Put fear aside and walk in the dark

"Weeping may spend the night but joy comes in the morning." (Psalm 30:6)

As I young boy, I lived an idyllic life -- especially during the summers. Where we lived I could ride my bicycle almost anywhere, go fishing or romp in the woods right out our back door. My parents encouraged my freedom as long as I was home at meal times. After supper I was still allowed to play outside, but I had to be able to hear a parent call me to come inside and get ready for bed.

When the call came I knew the bathtub was full of warm water and any delay meant a cold bath. After a bath I put on my pajamas and headed for my bedroom, and that was a BIG problem. After I carefully checked under the bed and in the closet, I would jump into bed and pull the covers over my head just as a parent turned off the lights with a cheerful, "Good night. Sleep tight. We will see you in the morning."

Who were they kidding?
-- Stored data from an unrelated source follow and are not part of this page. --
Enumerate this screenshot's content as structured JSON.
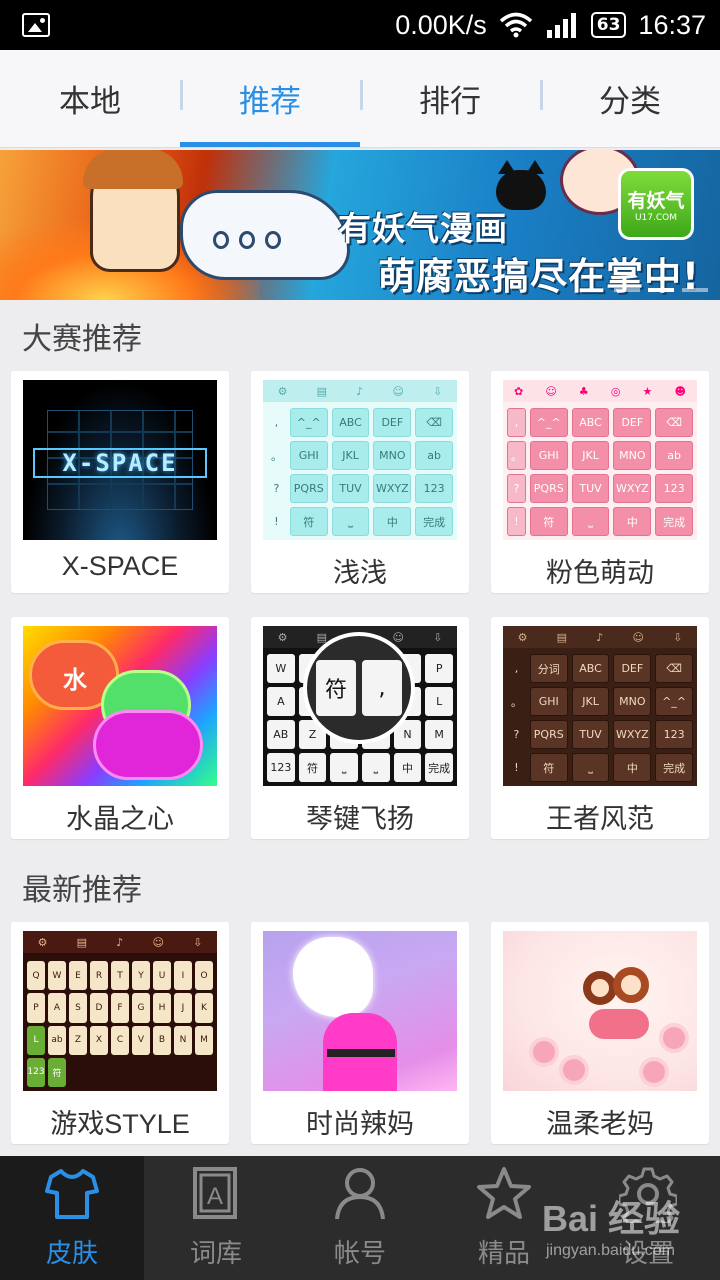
{
  "status_bar": {
    "net_speed": "0.00K/s",
    "battery": "63",
    "time": "16:37",
    "icons": [
      "image-notification-icon",
      "wifi-icon",
      "signal-icon",
      "battery-icon"
    ]
  },
  "top_tabs": [
    {
      "label": "本地",
      "active": false
    },
    {
      "label": "推荐",
      "active": true
    },
    {
      "label": "排行",
      "active": false
    },
    {
      "label": "分类",
      "active": false
    }
  ],
  "banner": {
    "line1": "有妖气漫画",
    "line2": "萌腐恶搞尽在掌中!",
    "badge": "有妖气",
    "badge_sub": "U17.COM"
  },
  "contest_section": {
    "title": "大赛推荐",
    "items": [
      {
        "name": "X-SPACE",
        "thumb_text": "X-SPACE"
      },
      {
        "name": "浅浅"
      },
      {
        "name": "粉色萌动"
      },
      {
        "name": "水晶之心",
        "thumb_text": "水"
      },
      {
        "name": "琴键飞扬",
        "lens_key1": "符",
        "lens_key2": ","
      },
      {
        "name": "王者风范"
      }
    ]
  },
  "keyboard_keys": {
    "row1": [
      "^_^",
      "ABC",
      "DEF"
    ],
    "row2": [
      "GHI",
      "JKL",
      "MNO"
    ],
    "row3": [
      "PQRS",
      "TUV",
      "WXYZ"
    ],
    "row4": [
      "符",
      "中",
      "完成"
    ],
    "side": [
      ",",
      "。",
      "?",
      "!"
    ],
    "extra": [
      "ab",
      "123"
    ],
    "wood_row1": [
      "分词",
      "ABC",
      "DEF"
    ]
  },
  "latest_section": {
    "title": "最新推荐",
    "items": [
      {
        "name": "游戏STYLE"
      },
      {
        "name": "时尚辣妈"
      },
      {
        "name": "温柔老妈"
      }
    ]
  },
  "game_keys": [
    "Q",
    "W",
    "E",
    "R",
    "T",
    "Y",
    "U",
    "I",
    "O",
    "P",
    "A",
    "S",
    "D",
    "F",
    "G",
    "H",
    "J",
    "K",
    "L",
    "ab",
    "Z",
    "X",
    "C",
    "V",
    "B",
    "N",
    "M",
    "123",
    "符"
  ],
  "bottom_nav": [
    {
      "label": "皮肤",
      "icon": "shirt-icon",
      "active": true
    },
    {
      "label": "词库",
      "icon": "dictionary-icon",
      "active": false
    },
    {
      "label": "帐号",
      "icon": "user-icon",
      "active": false
    },
    {
      "label": "精品",
      "icon": "star-icon",
      "active": false
    },
    {
      "label": "设置",
      "icon": "gear-icon",
      "active": false
    }
  ],
  "watermark": {
    "main": "Bai 经验",
    "sub": "jingyan.baidu.com"
  },
  "colors": {
    "accent": "#2a8fe5",
    "nav_bg": "#2c2c2c",
    "page_bg": "#ededf0"
  }
}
How can you sleep tight when once the lights were turned off, the nighttime creatures crawled out from under the bed and out of my closet ready to attack at any moment?! I survived the nights by pulling the covers over my head so I couldn't see my fears manifested in my room.

Just in time for Holy Week and Easter, I received the Rev. Barbara Brown Taylor's most recent book, "Learning to Walk in the Dark." She deconstructed my childhood understanding that the light was all those things good for me, but I was seriously in danger at night. That set up a dichotomy that drove my spirituality and had been reinforced by the church for many centuries. Even in our written prayers, God was present in the daylight but nighttime was relegated to the ultimate dangerous darkness.

While it may takes some practice, the reverend encourages us to fully embrace the brilliant light of the Easter Resurrection and to dare to walk again in the dark to the upper room of sacred foot washing and the meal of remembrances, and making those connections with our nighttime experiences where God was present with us at night in the same way as He was present with us during the day.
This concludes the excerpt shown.